Verder adviseren de betrokken organisaties om de mensen om wie het gaat centraal te stellen. “De vraag van de mensen en naasten die zorg nodig hebben zou het uitgangspunt moeten zijn en niet hoe het stelsel georganiseerd is. Mensen moeten de gelegenheid krijgen om eventueel met naasten en betrokkenen helder te krijgen wat belangrijk voor hen is, wat wensen zijn en welke zorg en ondersteuning passend is.” Daarbij moet er meer aandacht komen voor domeinoverstijgend denken bij professionals en organisaties of loketten waar mensen gebruik van maken.
Behoefte
In het rapport richten de onderzoekers zich ook nog afzonderlijk op de drie groepen die van langdurige zorg gebruik maken: ouderen, mensen met een ernstige psychiatrische aandoening en mensen met een beperking. Ouderen en hun mantelzorgers blijken behoefte te hebben aan iemand die ze ondersteunt bij het maken van keuzes in het hele proces. Weinig senioren blijken te weten van het bestaan van de onafhankelijke cliëntondersteuning vanuit de Wmo en Wlz.

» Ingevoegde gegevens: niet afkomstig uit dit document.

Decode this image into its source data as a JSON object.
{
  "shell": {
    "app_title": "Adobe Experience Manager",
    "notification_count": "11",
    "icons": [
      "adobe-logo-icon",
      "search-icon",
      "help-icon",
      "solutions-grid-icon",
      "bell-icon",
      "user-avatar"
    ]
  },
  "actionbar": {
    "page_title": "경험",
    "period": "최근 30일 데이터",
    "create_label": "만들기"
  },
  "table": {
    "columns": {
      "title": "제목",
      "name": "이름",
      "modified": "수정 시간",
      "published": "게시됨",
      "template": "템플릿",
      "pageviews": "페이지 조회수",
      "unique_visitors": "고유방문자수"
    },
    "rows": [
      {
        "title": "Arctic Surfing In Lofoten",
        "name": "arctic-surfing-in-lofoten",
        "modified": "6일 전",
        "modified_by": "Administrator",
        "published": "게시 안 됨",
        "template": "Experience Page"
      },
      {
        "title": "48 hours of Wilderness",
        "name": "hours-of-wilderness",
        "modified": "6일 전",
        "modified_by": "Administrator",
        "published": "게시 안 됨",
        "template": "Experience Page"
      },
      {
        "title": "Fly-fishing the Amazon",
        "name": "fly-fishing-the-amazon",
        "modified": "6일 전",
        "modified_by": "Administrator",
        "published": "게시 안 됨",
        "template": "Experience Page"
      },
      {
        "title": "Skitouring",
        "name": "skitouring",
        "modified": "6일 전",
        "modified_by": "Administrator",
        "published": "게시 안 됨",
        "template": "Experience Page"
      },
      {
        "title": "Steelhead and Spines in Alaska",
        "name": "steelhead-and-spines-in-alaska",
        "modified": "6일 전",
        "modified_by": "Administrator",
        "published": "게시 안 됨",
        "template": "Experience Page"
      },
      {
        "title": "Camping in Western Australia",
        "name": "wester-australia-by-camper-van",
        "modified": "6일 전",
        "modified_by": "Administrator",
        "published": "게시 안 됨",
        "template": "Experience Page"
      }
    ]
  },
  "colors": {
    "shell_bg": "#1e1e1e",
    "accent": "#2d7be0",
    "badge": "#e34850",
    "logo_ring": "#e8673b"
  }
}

Ook veel mensen met een psychiatrische aandoening zijn niet op de hoogte van het bestaan van de onafhankelijke cliëntondersteuner, terwijl zij wel behoefte hebben aan iemand die hen ondersteunt bij het maken van keuzes. Ggz-cliënten hebben moeite met het vinden van passende informatie en ondersteuning.
Zeer schraal aanbod
Dan zijn er nog problemen die specifiek in de ggz spelen. Zo blijkt uit vrijwel alle interviews en groepsgesprekken dat het aanbod aan ondersteuning en zorgvormen in de ggz “zeer schraal” is. Bij beschermende woonvormen zijn, als gevolg van de beddenafbouw, grote wachtlijsten. Verder is er een tekort aan zorg en ondersteuning op maat, waaraan behoefte is onder mensen met een ernstige aandoening in kleinschalige wooninitiatieven.
Knelpunten zijn er ook op het gebied van werk en studie. Zinvol werk of een opleiding mensen geeft weer toekomstperspectief, bevordert herstel en stimuleert het vormen van sociale contacten. Tegelijkertijd lopen ggz-cliënten die willen werken of studeren aan tegen bureaucratie, bezuinigingen of criteria waar ze niet aan kunnen voldoen.
Niet domeinoverstijgend
Veel van de al genoemde problemen in de langdurige zorg gelden ook voor mensen met een beperking: zij vinden het systeem ingewikkeld en weten niet welke keuzemogelijkheden zij hebben. Daarnaast denken verwijzers niet domeinoverstijgend, volgens de onderzoekers. Veel cliënten hadden te maken met goedbedoelende medewerkers van gemeentelijke loketten die onvoldoende op de hoogte zijn van de zorg die wordt geleverd door de zorgverzekering c.q. door de Wlz. Bovendien stuurden medewerkers mensen, soms ten onrechte, door naar bijvoorbeeld de zorgverzekeraar terwijl de gemeente zelf verantwoordelijk is voor de zorg.
Dan is er de kwestie van de zorgaanbieder als informatiebron en als cliëntondersteuner. Veel mensen met een licht verstandelijke beperking die gebruik maken van ambulante begeleiding via de Wmo, vertelden de onderzoekers dat de begeleider aanwezig was bij het keukentafelgesprek en precies vertelde wat hij vond dat de persoon met de beperking nodig had, “vaak uit goede bedoelingen, maar soms ook precies passend bij het aanbod dat de organisatie kon leveren.” Volgens de onderzoekers maken begeleiders mensen met een beperking “wel erg afhankelijk van de zorgaanbieder”, bijvoorbeeld door niet proactief te wijzen op onafhankelijke cliëntenondersteuning.